Cover art by Peter Dennis

Outremer is a board wargame published by Standard Games in 1987 that simulates personal combat during the medieval Crusades, using a system of rules developed for a previous game, Cry Havoc.

==Background==
Outremer (French: "Overseas") refers to the kingdom of four feudal states established by European powers in the Levant after the First Crusade around 1100 CE.

==Description==
Outremer is a tactical board wargame of personal combat for two or more players in which one side controls one or more Crusader knights, and the other side controls opposing Saracens.

The rule system was first developed for a previous game published by Standard Games, Cry Havoc, although Outremer includes several revisions and improvements to the rule set.

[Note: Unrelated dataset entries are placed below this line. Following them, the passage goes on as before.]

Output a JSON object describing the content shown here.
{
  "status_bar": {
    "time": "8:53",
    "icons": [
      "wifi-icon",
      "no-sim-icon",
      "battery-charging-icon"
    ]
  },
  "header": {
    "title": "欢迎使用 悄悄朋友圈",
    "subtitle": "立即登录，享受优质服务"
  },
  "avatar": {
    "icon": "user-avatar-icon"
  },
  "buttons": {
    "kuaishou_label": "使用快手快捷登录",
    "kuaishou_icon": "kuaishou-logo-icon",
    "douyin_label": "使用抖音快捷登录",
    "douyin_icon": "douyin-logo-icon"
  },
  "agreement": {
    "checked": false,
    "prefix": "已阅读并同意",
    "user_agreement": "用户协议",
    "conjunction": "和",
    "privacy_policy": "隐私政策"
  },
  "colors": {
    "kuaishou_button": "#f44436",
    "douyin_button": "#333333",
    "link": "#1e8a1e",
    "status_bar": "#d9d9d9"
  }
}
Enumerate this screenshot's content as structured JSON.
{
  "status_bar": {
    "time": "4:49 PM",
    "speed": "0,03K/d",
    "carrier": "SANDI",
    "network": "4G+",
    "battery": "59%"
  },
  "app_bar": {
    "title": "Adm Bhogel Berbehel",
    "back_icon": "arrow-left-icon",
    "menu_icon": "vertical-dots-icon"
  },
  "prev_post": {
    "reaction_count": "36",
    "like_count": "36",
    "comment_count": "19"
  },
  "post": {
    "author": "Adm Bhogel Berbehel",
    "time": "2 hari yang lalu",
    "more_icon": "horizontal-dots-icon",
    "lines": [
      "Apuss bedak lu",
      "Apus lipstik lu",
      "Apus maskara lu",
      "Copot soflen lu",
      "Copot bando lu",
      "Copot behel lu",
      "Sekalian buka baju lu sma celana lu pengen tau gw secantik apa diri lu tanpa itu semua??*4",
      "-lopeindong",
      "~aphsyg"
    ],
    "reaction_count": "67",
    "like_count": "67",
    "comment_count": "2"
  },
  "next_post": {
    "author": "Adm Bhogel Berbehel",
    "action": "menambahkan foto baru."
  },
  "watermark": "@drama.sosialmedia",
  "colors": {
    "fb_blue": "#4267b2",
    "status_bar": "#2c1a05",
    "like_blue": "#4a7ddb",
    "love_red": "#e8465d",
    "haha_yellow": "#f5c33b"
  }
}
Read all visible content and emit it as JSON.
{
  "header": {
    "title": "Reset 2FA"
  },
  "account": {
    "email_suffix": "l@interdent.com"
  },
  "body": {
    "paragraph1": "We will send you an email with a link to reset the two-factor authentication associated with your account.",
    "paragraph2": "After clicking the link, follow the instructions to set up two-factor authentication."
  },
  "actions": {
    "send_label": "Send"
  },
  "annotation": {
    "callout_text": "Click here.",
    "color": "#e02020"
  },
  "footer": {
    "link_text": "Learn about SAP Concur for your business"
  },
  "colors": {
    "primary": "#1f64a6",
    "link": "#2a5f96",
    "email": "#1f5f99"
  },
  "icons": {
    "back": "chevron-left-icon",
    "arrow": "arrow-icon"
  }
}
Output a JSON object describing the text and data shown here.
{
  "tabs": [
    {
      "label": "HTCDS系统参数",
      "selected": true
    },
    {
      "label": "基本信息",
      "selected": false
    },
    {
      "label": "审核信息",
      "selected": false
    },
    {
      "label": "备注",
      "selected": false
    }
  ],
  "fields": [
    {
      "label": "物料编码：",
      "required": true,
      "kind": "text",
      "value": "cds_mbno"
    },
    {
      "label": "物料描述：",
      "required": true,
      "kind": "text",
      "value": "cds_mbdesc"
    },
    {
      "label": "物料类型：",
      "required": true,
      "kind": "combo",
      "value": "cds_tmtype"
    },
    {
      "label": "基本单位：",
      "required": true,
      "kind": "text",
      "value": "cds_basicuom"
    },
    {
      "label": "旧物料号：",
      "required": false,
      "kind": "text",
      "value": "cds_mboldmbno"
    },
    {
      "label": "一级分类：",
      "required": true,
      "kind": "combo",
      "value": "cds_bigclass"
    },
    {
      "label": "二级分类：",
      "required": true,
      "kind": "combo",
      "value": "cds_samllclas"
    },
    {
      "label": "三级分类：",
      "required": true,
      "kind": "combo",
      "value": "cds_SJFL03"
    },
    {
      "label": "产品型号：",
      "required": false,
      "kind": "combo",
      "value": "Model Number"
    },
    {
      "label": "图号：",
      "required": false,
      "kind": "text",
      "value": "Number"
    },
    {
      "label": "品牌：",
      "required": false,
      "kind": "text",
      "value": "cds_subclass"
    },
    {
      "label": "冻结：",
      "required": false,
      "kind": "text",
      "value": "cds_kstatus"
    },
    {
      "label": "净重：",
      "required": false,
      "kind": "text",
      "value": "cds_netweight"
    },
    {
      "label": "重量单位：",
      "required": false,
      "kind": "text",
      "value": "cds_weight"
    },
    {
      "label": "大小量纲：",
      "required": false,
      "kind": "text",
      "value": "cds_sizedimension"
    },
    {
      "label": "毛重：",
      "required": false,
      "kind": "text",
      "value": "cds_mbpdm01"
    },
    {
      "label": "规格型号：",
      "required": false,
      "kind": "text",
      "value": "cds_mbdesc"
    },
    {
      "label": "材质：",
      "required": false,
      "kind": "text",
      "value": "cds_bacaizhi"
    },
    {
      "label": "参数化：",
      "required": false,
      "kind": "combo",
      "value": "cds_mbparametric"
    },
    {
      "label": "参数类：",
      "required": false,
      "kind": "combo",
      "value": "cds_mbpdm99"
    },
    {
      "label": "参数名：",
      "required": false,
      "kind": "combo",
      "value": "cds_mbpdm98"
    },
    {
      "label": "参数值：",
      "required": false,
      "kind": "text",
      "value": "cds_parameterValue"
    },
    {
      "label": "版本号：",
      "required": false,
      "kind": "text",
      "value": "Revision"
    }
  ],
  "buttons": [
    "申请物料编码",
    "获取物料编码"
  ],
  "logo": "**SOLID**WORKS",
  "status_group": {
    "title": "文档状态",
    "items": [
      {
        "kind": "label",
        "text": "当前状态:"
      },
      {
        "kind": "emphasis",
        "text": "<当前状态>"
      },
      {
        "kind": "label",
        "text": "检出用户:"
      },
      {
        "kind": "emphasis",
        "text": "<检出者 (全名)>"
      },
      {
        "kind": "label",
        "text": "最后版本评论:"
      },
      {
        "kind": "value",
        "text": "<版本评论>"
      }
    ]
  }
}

The game box includes a historical map of the Levant, two hex grid maps on a tactical scale to be used for combat, and several hundred paper counters representing individual fighters. Each fighter has four counters representing the character with full health, wounded, stunned and dead.

===Scenarios===
Rather than including predetermined scenarios in the game box, Outremer uses a scenario generation system.

==Publication history==
The Cry Havoc system was designed by Gary Chalk and published by the British company Standard Games in 1981. This was followed by Siege (1983), which added rules for castle and town sieges; a medieval Japanese expansion, Samurai Blades (1984); and Outremer in 1985, which featured cover art by Peter Dennis.

Jeux Rexton and then Eurogames published a French-language edition of Outremer.

==Reception==
In Issue 85 of Dragon, Ken Rolston liked the Cry Havoc system, saying, "The presentation is superb in every way, with the possible exception of the thin cardboard the counters are printed on. The rules are clear and
unambiguous ... The value of is in the beauty of its presentation, the charm of its medieval atmosphere, and the appeal of its simple mass combat systems."

In Issue 27 of Fire & Movement, Peter Hatton commented, "Strikingly beautiful graphics characterize this game of
man-to-man combat ... a kit no medieval warrior should be without."

In a retrospective review in Issue 21 of Simulacrum, Joe Scoleri noted, "The Cry Havoc series is a set of colorful and
fast moving games in which large doses of Hollywood and heroism take precedence over strict historical accuracy ... The counters and the maps immediately distinguish the series with their stellar artwork."